At the top of the report, the synthetic data quality score (SQS) and privacy protection level (PPL) for the database are shown. These are composite scores that represent the accuracy and privacy of the whole database. Later in the report, scores are also provided for each table. The quality score is an estimate of how well the generated synthetic data maintains the same statistical properties as the original dataset. In this sense, the Synthetic Data Quality Score can be viewed as a utility score or a confidence score as to whether scientific conclusions drawn from the synthetic dataset would be the same if one were to have used the original dataset instead.  

Our synthesized telecommunications database has an ‘Excellent’ Composite SQS of 86 and ‘Normal’ PPL. An ‘Excellent` SQS, the highest grade, means that the synthetic data quality is ideal for our statistical analysis use case. The ‘Normal’ PPL means that the data is safe to be shared internally with the data analysis team. 

The report includes a visual of the key relationships between tables in the database, as shown below. When the cursor is hovered over a key, its related keys and tables highlight.

Figure 8: Table Relationships section of Gretel Relational Report

For each table, individual and cross-table Gretel Relational Reports are generated, which include additional quality scores. The individual report evaluates the statistical accuracy of the individual synthetic table compared to the real world table it is based on. This provides insight into the quality of the stand-alone synthetic table. The cross-table report evaluates the synthetic data of the table and all its ancestor tables. This provides insight into the accuracy of the table in the context of the database as a whole.

The table below displays the data quality scores, grades, and links to each respective report. With eight ‘Excellent’ and two ‘Good’ scores, we can feel confident that our synthetic database has the accuracy level recommended for our data analysis use case.

Figure 9: Individual and Cross-table synthetic quality scores for each table.

Output Files

All of the Relational Synthetics output files can be found in your local working directory. Additionally, if you’d like to access them via the Gretel Console, you can use the following cell to quickly obtain the URL:

console_url = f"https://console.gretel.ai/{multitable._project.name}/data_sources"
print(console_url)

Write synthetic results to a database via connector

Finally and optionally, we can write our synthetic results to a database via a connector. This can be the same database used for the source data or a new database. Here, we write to a new SQLite database `synthetic_telecom.db`. In this example, we add the prefix “synth_” to each table name. 

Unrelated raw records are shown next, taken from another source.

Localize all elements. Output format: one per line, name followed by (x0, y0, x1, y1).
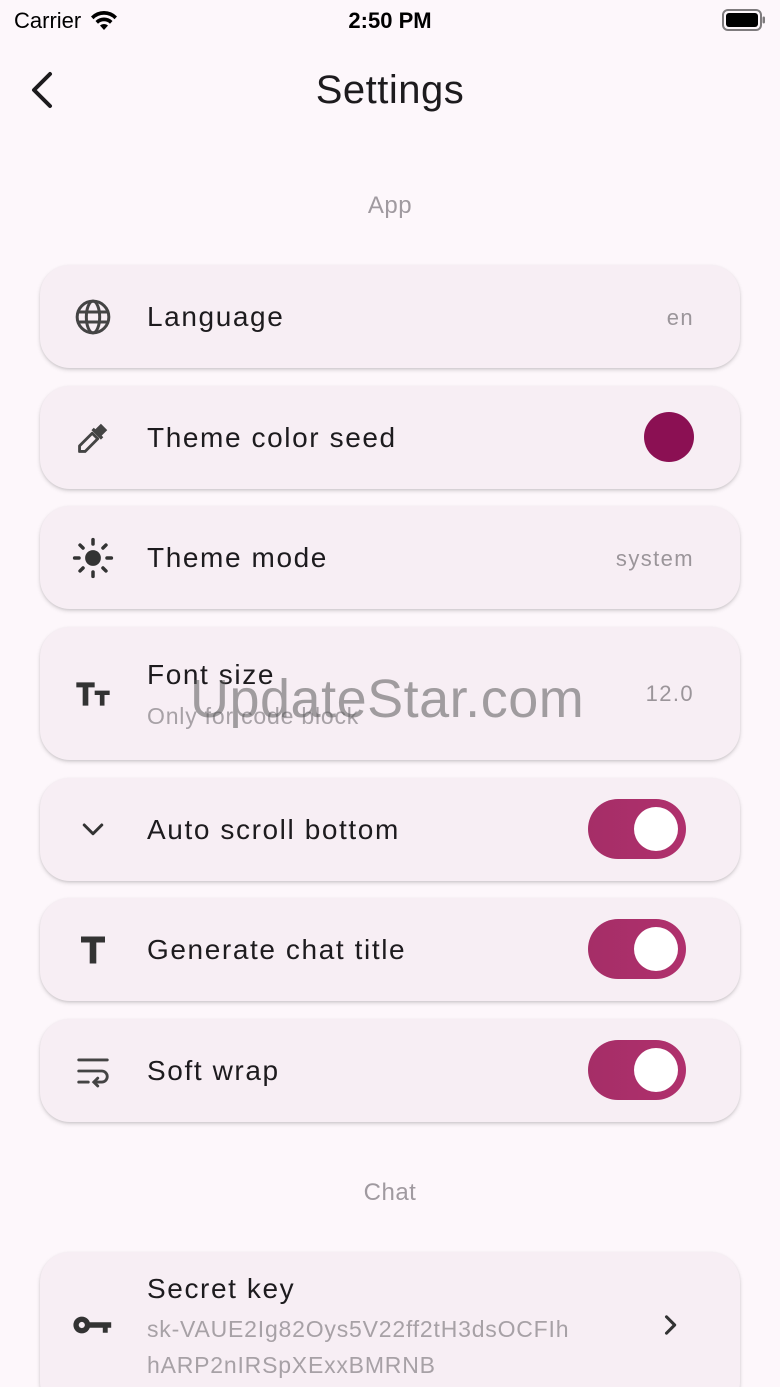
toggle-knob (634, 1048, 678, 1092)
generate-chat-title-label: Generate chat title (147, 934, 407, 965)
toggle-knob (634, 807, 678, 851)
language-value: en (666, 305, 694, 330)
theme-mode-setting[interactable]: Theme mode system (40, 506, 740, 609)
eyedropper-icon (72, 417, 114, 459)
key-icon (72, 1304, 114, 1346)
font-size-subtitle: Only for code block (147, 703, 360, 729)
wrap-text-icon (72, 1050, 114, 1092)
page-title: Settings (315, 68, 465, 112)
language-label: Language (147, 301, 285, 332)
status-bar: Carrier 2:50 PM (0, 0, 780, 40)
chevron-down-icon (72, 809, 114, 851)
brightness-icon (72, 537, 114, 579)
generate-chat-title-setting[interactable]: Generate chat title (40, 898, 740, 1001)
chevron-right-icon (664, 1315, 677, 1335)
theme-mode-value: system (615, 546, 694, 571)
auto-scroll-bottom-setting[interactable]: Auto scroll bottom (40, 778, 740, 881)
theme-color-seed-label: Theme color seed (147, 422, 397, 453)
secret-key-label: Secret key (147, 1273, 296, 1304)
secret-key-value-line1: sk-VAUE2Ig82Oys5V22ff2tH3dsOCFIh (147, 1316, 570, 1342)
theme-mode-label: Theme mode (147, 542, 328, 573)
soft-wrap-label: Soft wrap (147, 1055, 280, 1086)
section-header-app: App (367, 192, 413, 219)
app-bar: Settings (0, 50, 780, 134)
globe-icon (72, 296, 114, 338)
toggle-knob (634, 927, 678, 971)
auto-scroll-bottom-label: Auto scroll bottom (147, 814, 400, 845)
font-size-setting[interactable]: Font size Only for code block 12.0 (40, 627, 740, 760)
secret-key-value-line2: hARP2nIRSpXExxBMRNB (147, 1352, 436, 1378)
text-size-icon (72, 673, 114, 715)
soft-wrap-toggle[interactable] (588, 1040, 686, 1100)
title-icon (72, 929, 114, 971)
font-size-value: 12.0 (645, 681, 694, 706)
theme-color-seed-setting[interactable]: Theme color seed (40, 386, 740, 489)
auto-scroll-bottom-toggle[interactable] (588, 799, 686, 859)
language-setting[interactable]: Language en (40, 265, 740, 368)
section-header-chat: Chat (363, 1179, 417, 1206)
font-size-label: Font size (147, 659, 275, 690)
status-time: 2:50 PM (348, 8, 432, 33)
soft-wrap-setting[interactable]: Soft wrap (40, 1019, 740, 1122)
theme-color-swatch (644, 412, 694, 462)
secret-key-setting[interactable]: Secret key sk-VAUE2Ig82Oys5V22ff2tH3dsOC… (40, 1252, 740, 1387)
generate-chat-title-toggle[interactable] (588, 919, 686, 979)
battery-icon (722, 9, 765, 31)
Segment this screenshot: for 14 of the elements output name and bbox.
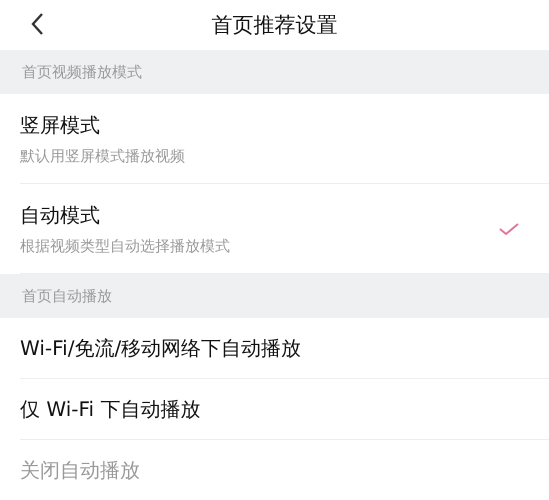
option-description: 默认用竖屏模式播放视频 (20, 146, 185, 166)
page-title: 首页推荐设置 (212, 12, 338, 39)
section-title: 首页视频播放模式 (22, 62, 142, 82)
option-row[interactable]: 仅 Wi-Fi 下自动播放 (20, 379, 549, 440)
option-label: Wi-Fi/免流/移动网络下自动播放 (20, 334, 302, 362)
option-label: 竖屏模式 (20, 112, 101, 138)
option-row[interactable]: 竖屏模式 默认用竖屏模式播放视频 (20, 94, 549, 184)
section-title: 首页自动播放 (22, 286, 112, 306)
option-description: 根据视频类型自动选择播放模式 (20, 236, 230, 256)
option-row[interactable]: Wi-Fi/免流/移动网络下自动播放 (20, 318, 549, 379)
option-label: 仅 Wi-Fi 下自动播放 (20, 396, 200, 422)
back-icon[interactable] (30, 12, 44, 36)
option-label: 关闭自动播放 (20, 456, 140, 484)
option-label: 自动模式 (20, 202, 101, 228)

output_conn = sqlite_conn("synthetic_telecom.db")
output_conn.save(multitable.synthetic_output_tables, prefix="synth_")

With over 30 supported databases, check out our docs to learn more about writing to your own database.  

Conclusion

Gretel Relational makes it easier than ever to connect to and synthesize databases using Gretel’s industry-leading generative AI models. We’ve demonstrated that referential integrity and statistical accuracy are maintained when generating a synthetic database with Gretel Relational. With the ability to quickly evaluate the quality and privacy of the synthesized database, you can be confident that your data is accurate and secure.